• In the case of R (O) v Hammersmith and Fulham LBC [2011] EWCA Civ 925; [2012] 1 WLR 1057, judicial review proceedings challenging a public body’s decision regarding accommodating a child in need could not be applicable to the court’s duty under the Children Act 1989 section 1(1) to treat the child’s welfare as the paramount consideration.

Facts of the Case

  • C made an appeal involving judicial review regarding a judge’s decision not to provide a compulsory order that C should be accommodated at a school opted by C’s parents.
  • D chose a school near C’s home and believed C should attend this school and live in a children’s home in Croydon.
  • C’s parents chose an alternative location, which received support from a consultant paediatrician, consultant child, adolescent psychiatrist, and an independent social worker. 

Issues

  • Can the D’s decision as to C’s placement be questioned?
  • Was D’s refusal to place C at the parents’ preferred place unlawful interference with C’s rights under the ECHR?
  • Did section 1(1) of the Children Act 1989 require the court to treat C’s welfare as its paramount consideration when determining the above issues?

Held by Court of Appeal

  • The Court of Appeal dismissed the appeal on the grounds that D were entitled to make the decision they had come to; weighing the different factors caused a difference in opinion on C’s placement.

Black LJ

  • The Council prioritised maintaining C’s links with his locality and thereby limiting the geographical limitations of connecting to his family.
  • The court is not entitled to reverse a decision that is concluded by the Council under the Act; the court’s jurisdiction involves the reviewal of irrational decisions.
  • “Where a local authority simply chooses one way of meeting a child’s needs rather than another, it cannot be said to have interfered with the exercise by the child or the parents of their right to respect for their private or family life.” [43]
  • “The lives of children move quickly and their needs change continuously. Inevitably, this means that decisions about their needs have to be revisited. Sometimes they will remain valid, sometimes they will continue to have some influence whilst not being determinative, sometimes they will no longer be appropriate at all.
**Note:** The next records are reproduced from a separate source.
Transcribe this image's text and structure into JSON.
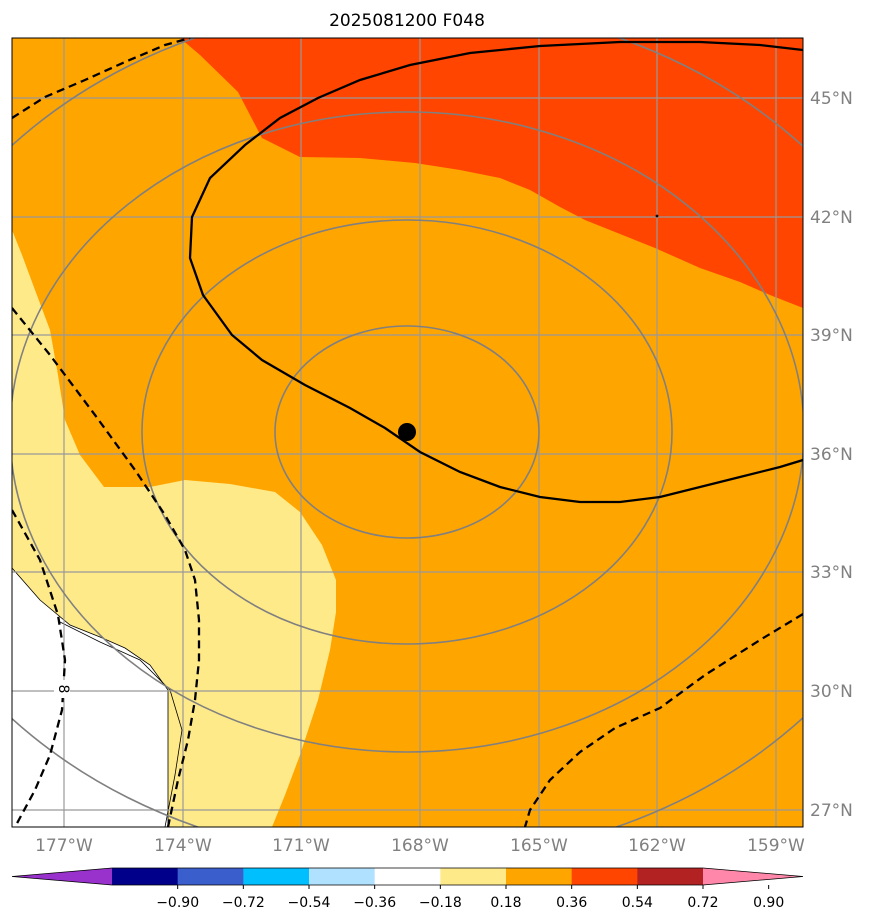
{
  "title": "2025081200 F048",
  "map": {
    "lon_labels": [
      "177°W",
      "174°W",
      "171°W",
      "168°W",
      "165°W",
      "162°W",
      "159°W"
    ],
    "lat_labels": [
      "45°N",
      "42°N",
      "39°N",
      "36°N",
      "33°N",
      "30°N",
      "27°N"
    ],
    "contour_label": "8",
    "storm_marker": {
      "lon": -168.3,
      "lat": 36.6
    }
  },
  "colorbar": {
    "tick_labels": [
      "−0.90",
      "−0.72",
      "−0.54",
      "−0.36",
      "−0.18",
      "0.18",
      "0.36",
      "0.54",
      "0.72",
      "0.90"
    ],
    "colors": [
      "#9932cc",
      "#00008b",
      "#3a5fcd",
      "#00bfff",
      "#b0e2ff",
      "#ffffff",
      "#ffea8a",
      "#ffa500",
      "#ff4500",
      "#b22222",
      "#ff88aa"
    ],
    "extend": "both"
  },
  "colors": {
    "orange": "#ffa500",
    "red_orange": "#ff4500",
    "light_yellow": "#ffea8a",
    "white": "#ffffff",
    "grid": "#999999",
    "gray_contour": "#808080",
    "black": "#000000"
  }
}
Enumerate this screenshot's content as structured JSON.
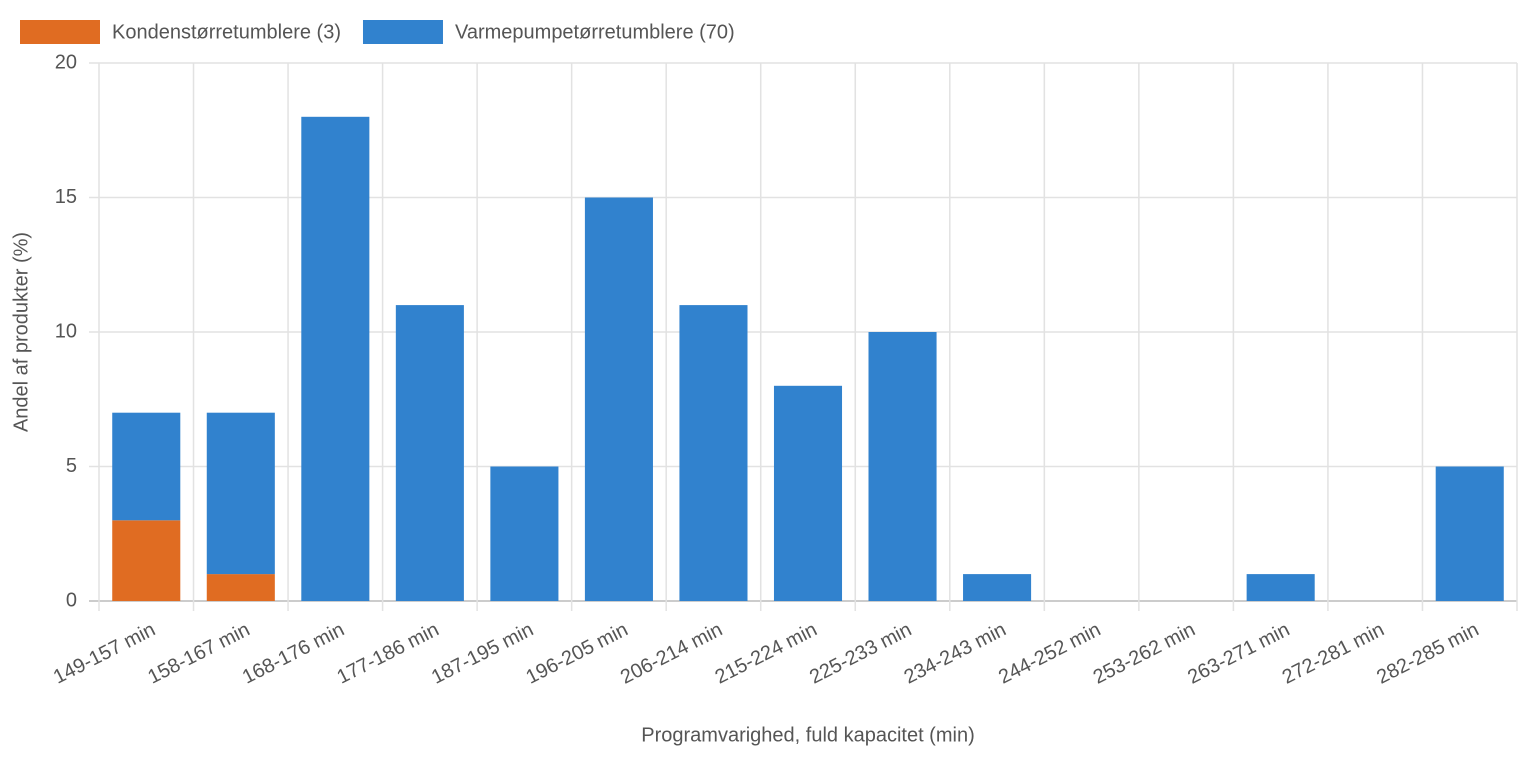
{
  "chart_data": {
    "type": "bar",
    "stacked": true,
    "x_label": "Programvarighed, fuld kapacitet (min)",
    "y_label": "Andel af produkter (%)",
    "categories": [
      "149-157 min",
      "158-167 min",
      "168-176 min",
      "177-186 min",
      "187-195 min",
      "196-205 min",
      "206-214 min",
      "215-224 min",
      "225-233 min",
      "234-243 min",
      "244-252 min",
      "253-262 min",
      "263-271 min",
      "272-281 min",
      "282-285 min"
    ],
    "series": [
      {
        "name": "Kondenstørretumblere (3)",
        "color": "#e06c22",
        "values": [
          3,
          1,
          0,
          0,
          0,
          0,
          0,
          0,
          0,
          0,
          0,
          0,
          0,
          0,
          0
        ]
      },
      {
        "name": "Varmepumpetørretumblere (70)",
        "color": "#3182ce",
        "values": [
          4,
          6,
          18,
          11,
          5,
          15,
          11,
          8,
          10,
          1,
          0,
          0,
          1,
          0,
          5
        ]
      }
    ],
    "ylim": [
      0,
      20
    ],
    "yticks": [
      0,
      5,
      10,
      15,
      20
    ],
    "grid": true
  }
}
It is therefore a matter for a local authority to attribute appropriate weight to a decision such as that of the tribunal, bearing in mind the nature of the decision that the tribunal was required to make (which, as here, may not be the same as that which the local authority is making) and any changes of circumstances since then.” [58]

Editor’s Notes

  • A local authority’s decision will not be deemed as inadequate where there are various determining factors when making a conclusive choice, and those factors are weighted appropriately by the local authority.